Haitian Surgeon Successfully Separates Conjoined Sisters1
By Nigel Boys
When David Bernard was badly injured and buried under rubble for seven days after the 2010 earthquake that hit Haiti and killed an estimated 300,000 people, he thought his greatest challenge in life was over, until his wife, Manousheka, gave birth to triplets.
What made it especially trying for the Bernards was that while one of the triplets, Tamar, came out a healthy girl, her twin sisters, Marian and Michelle, were conjoined, sharing one liver. However, this May, in the first ever operation of its kind on the Caribbean island, the 6-month-old girls were successfully separated by a man who used to be a native of the island but is now a leading U.S. surgeon.
When he was a teenager in 1972, Dr. Henri Ford moved to Brooklyn, New York from Haiti. He became an Ivy League-trained pediatric surgeon and then became the chief of surgery at Children’s Hospital Los Angeles (CHLA). After returning to the island several times in the aftermath of the earthquake to help those in need, Ford led the team that would eventually separate the twins who were joined at the abdomen.
“I arrived the second day that the airport opened, and pretty much went to work and spent two absolutely grueling weeks, the toughest ones of my life,” Ford told CBS News about the time after the earthquake. “When it came time to leave, I recognized that I couldn’t just say, ‘Yes, I did my share and it’s over.’ It wasn’t a ‘one and done’ thing.”
With an 18-member team of physicians and nurses from CHLA and Keck Medicine of the University of Southern California, Ford led the international effort in a rare separation surgery to help the twins who were born in Port-au-Prince last November.

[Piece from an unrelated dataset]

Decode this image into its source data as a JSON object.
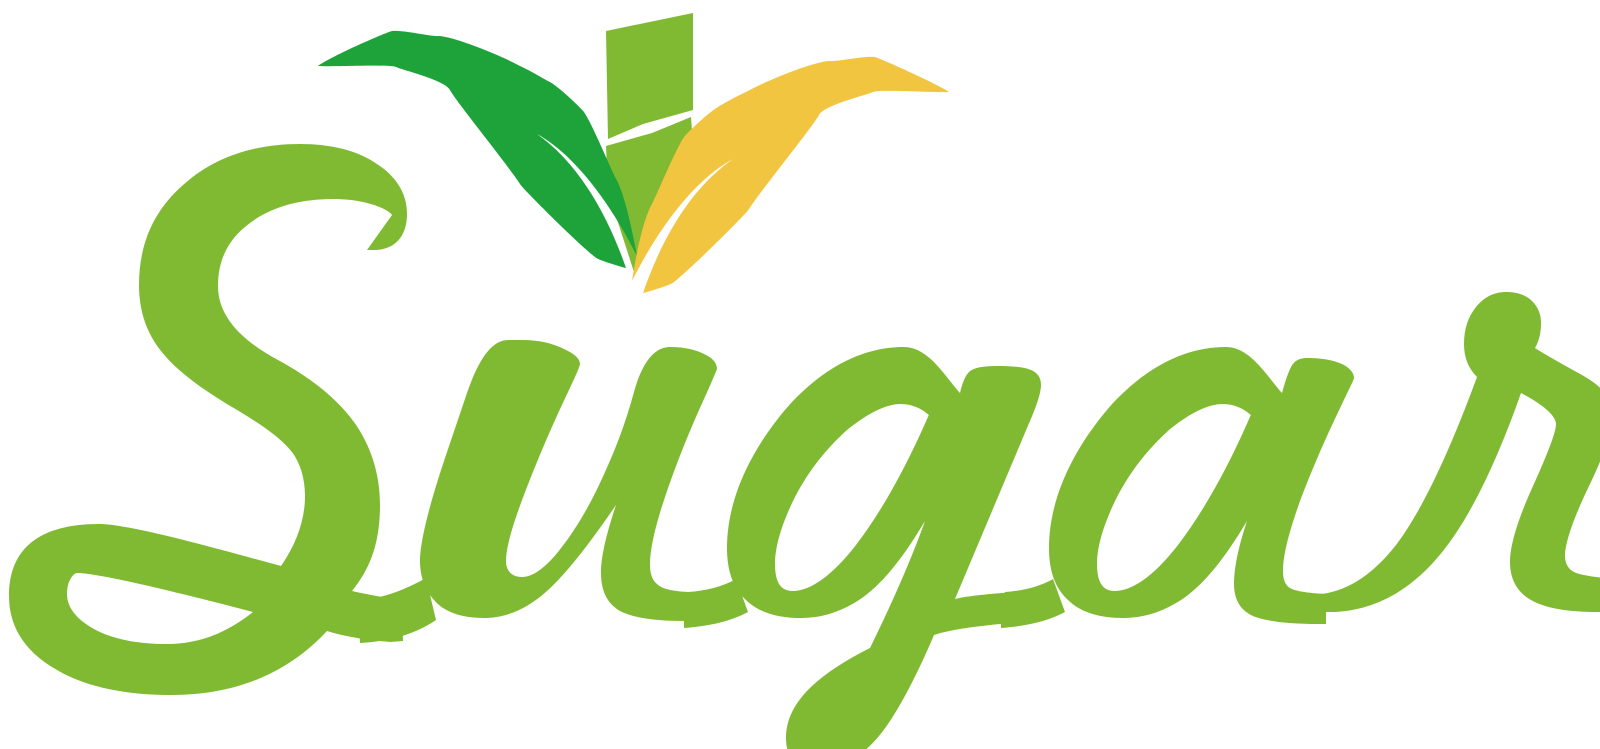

The medical team used two color codes to identify which baby they were working on during the dramatic 7-hour operation. Marian’s team was in red, while Michelle’s was yellow. After a line was drawn to show the surgeons where to begin cutting, the delicate operation began.
Although the tension was high during the entire operation, everything went smoothly until little Michelle’s blood pressure dropped, causing further concern. However, the little girl became stable again after she was given a transfusion and IV fluids.
A mini celebration began when the surgeons realized that both baby girls would make it and were well on the way to recovery. “We now have two babies, two independent living organisms,” said Ford. “There is no satisfactory substitute for excellence!”
“It’s extraordinary to see them lying on their backs,” a delighted Manousheka told CBS News. When asked if he had ever considered not separating the twins, David admitted that “there was a moment the thought crossed his mind.”
But his wife told him, “No, if we truly love them, we need to give them that chance, to separate them so they can live a full life.”
Thanks to Ford, the healthy girls were able to return home after they were discharged from the hospital on Friday, just two weeks after the operation.